El Festival of Speed de Goodwood es mucho más que una simple exhibición: es el lugar donde los fanáticos del automovilismo pueden ver de cerca a los autos más rápidos del planeta subiendo a fondo por la famosa Hillclimb. Este año, uno de los grandes atractivos fue el argentino Franco Colapinto, quien tuvo la chance de pilotar un Williams de Fórmula 1 frente a miles de espectadores.
Colapinto, que ya se consolidó como el primer piloto argentino en la Fórmula 1 en más de dos décadas, llevó al Williams FW45 (el mismo que usó durante la temporada 2024) por el emblemático circuito en subida. Su presencia generó un enorme interés tanto entre el público británico como entre los aficionados latinoamericanos que siguieron el evento de cerca.
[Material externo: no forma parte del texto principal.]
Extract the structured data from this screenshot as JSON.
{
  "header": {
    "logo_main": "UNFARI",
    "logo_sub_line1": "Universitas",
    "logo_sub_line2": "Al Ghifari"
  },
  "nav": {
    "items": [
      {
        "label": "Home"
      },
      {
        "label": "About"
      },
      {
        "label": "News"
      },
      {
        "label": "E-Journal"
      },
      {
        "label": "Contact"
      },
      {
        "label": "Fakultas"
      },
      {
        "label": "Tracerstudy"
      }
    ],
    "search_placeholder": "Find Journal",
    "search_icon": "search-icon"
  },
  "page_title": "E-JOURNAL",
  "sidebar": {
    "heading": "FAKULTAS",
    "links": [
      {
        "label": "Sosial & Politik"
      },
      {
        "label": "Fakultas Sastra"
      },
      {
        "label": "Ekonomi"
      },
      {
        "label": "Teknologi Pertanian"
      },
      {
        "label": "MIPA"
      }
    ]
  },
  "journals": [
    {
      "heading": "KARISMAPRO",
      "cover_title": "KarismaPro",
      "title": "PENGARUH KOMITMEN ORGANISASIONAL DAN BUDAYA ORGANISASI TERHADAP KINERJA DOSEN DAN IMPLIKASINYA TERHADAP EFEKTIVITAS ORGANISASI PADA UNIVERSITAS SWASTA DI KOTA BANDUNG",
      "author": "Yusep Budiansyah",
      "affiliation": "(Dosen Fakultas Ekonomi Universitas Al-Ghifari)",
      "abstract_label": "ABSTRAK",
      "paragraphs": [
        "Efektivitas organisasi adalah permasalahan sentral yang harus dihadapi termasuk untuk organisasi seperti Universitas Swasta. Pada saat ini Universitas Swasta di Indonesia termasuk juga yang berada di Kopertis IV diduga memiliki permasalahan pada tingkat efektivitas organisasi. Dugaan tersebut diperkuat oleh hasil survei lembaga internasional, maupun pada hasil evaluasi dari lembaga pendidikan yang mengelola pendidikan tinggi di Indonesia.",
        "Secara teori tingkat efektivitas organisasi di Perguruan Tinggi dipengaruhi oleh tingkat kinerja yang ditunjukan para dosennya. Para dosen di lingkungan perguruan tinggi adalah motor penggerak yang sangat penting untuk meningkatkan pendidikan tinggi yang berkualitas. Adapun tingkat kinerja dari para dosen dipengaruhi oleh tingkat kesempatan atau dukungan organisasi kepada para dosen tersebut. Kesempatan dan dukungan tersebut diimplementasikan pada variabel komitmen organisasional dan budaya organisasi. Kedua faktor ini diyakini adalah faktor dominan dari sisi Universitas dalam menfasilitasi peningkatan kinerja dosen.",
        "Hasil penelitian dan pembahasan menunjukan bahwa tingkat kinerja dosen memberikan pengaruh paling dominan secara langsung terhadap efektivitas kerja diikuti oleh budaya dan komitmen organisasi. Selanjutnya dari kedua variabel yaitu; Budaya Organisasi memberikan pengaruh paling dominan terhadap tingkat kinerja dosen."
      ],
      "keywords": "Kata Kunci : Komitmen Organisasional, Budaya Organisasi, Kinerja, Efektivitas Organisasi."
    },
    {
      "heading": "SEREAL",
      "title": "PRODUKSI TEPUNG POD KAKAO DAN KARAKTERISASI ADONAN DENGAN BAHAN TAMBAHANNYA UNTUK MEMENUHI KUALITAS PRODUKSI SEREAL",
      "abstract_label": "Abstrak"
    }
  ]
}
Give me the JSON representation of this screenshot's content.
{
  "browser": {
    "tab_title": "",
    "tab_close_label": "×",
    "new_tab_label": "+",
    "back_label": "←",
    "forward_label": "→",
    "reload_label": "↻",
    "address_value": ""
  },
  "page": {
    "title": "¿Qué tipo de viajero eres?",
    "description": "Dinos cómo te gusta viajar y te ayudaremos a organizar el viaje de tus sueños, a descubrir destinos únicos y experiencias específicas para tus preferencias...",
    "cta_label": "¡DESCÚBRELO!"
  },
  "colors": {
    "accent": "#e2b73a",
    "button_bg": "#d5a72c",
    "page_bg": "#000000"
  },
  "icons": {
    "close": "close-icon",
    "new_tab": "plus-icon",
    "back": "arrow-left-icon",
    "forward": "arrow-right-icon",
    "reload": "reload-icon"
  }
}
El Festival de Goodwood no es una competencia oficial, pero sí un laboratorio a cielo abierto. Allí se mezclan prototipos de Le Mans, reliquias históricas de rallies, hypercars eléctricos y, por supuesto, los actuales y pasados autos de Fórmula 1. En ese contexto, ver a un piloto joven como Colapinto manejando un coche de F1 con el DRS activado y los neumáticos slicks a pleno genera una atracción única.
Desde el punto de vista técnico, la experiencia permite a los pilotos sentir el comportamiento del auto en un entorno muy distinto a un circuito cerrado. La Hillclimb de Goodwood tiene poco más de 1,8 kilómetros con una pendiente pronunciada, curvas rápidas y zonas de aceleración fuerte. Pilotar un F1 allí exige precisión en el uso del acelerador, porque cualquier error puede ser muy costoso en un trazado tan estrecho y sin escapatorias reales.
Para Colapinto, esta aparición tiene un valor que va más allá de lo deportivo. Sirve para mantener el vínculo con el equipo Williams, mostrar su adaptación al auto y, fundamentalmente, seguir ganando experiencia en un ambiente de alto perfil. El argentino ya demostró en su paso por la Fórmula 2 y en sus primeras carreras de F1 que tiene velocidad y madurez, y eventos como Goodwood ayudan a consolidar su marca personal a nivel global.
El Festival of Speed también es un termómetro interesante de hacia dónde va la industria. Este año volvió a haber fuerte presencia de fabricantes que mostraron sus últimos desarrollos en electrificación y en tecnologías de hidrógeno, junto a los clásicos motores de combustión que todavía dominan el paddock de la Fórmula 1. Ver un Williams V6 turbo híbrido rugiendo en la campiña inglesa es, en ese sentido, un recordatorio de que la máxima categoría todavía conserva ese ADN visceral que tanto gusta a los aficionados.
Colapinto completó varias subidas durante el fin de semana y en cada pasada se escucharon aplausos y gritos de “¡Vamos Argentina!”. Su carisma y la forma natural de relacionarse con el público sumaron puntos extra. En un deporte cada vez más globalizado y con fuerte presencia de redes sociales, estos momentos se vuelven virales rápidamente y ayudan a construir una base de seguidores sólida.
Más allá del espectáculo, Goodwood permite a los equipos probar pequeños cambios de setup o simplemente darles kilómetros extra a sus pilotos jóvenes. Para un corredor como Colapinto, cada vuelta en un F1 cuenta. Aunque no sea una carrera oficial, la exigencia de manejar un monoplaza de más de 1000 caballos en un trazado público nunca es menor.
El balance para el argentino fue claramente positivo. No solo cumplió con las expectativas del equipo sino que se llevó una experiencia que pocos pilotos sudamericanos han tenido. Goodwood sigue siendo esa fiesta única donde el pasado, el presente y el futuro del automovilismo se encuentran en una misma ladera verde de West Sussex.
Con su paso por el Festival de la Velocidad, Colapinto refuerza su imagen como uno de los talentos emergentes más interesantes del paddock. Mientras la Fórmula 1 sigue evolucionando hacia regulaciones más sostenibles, el argentino parece cómodo tanto en el aspecto técnico como en el mediático. Y eso, en un deporte tan exigente, es una combinación que vale oro.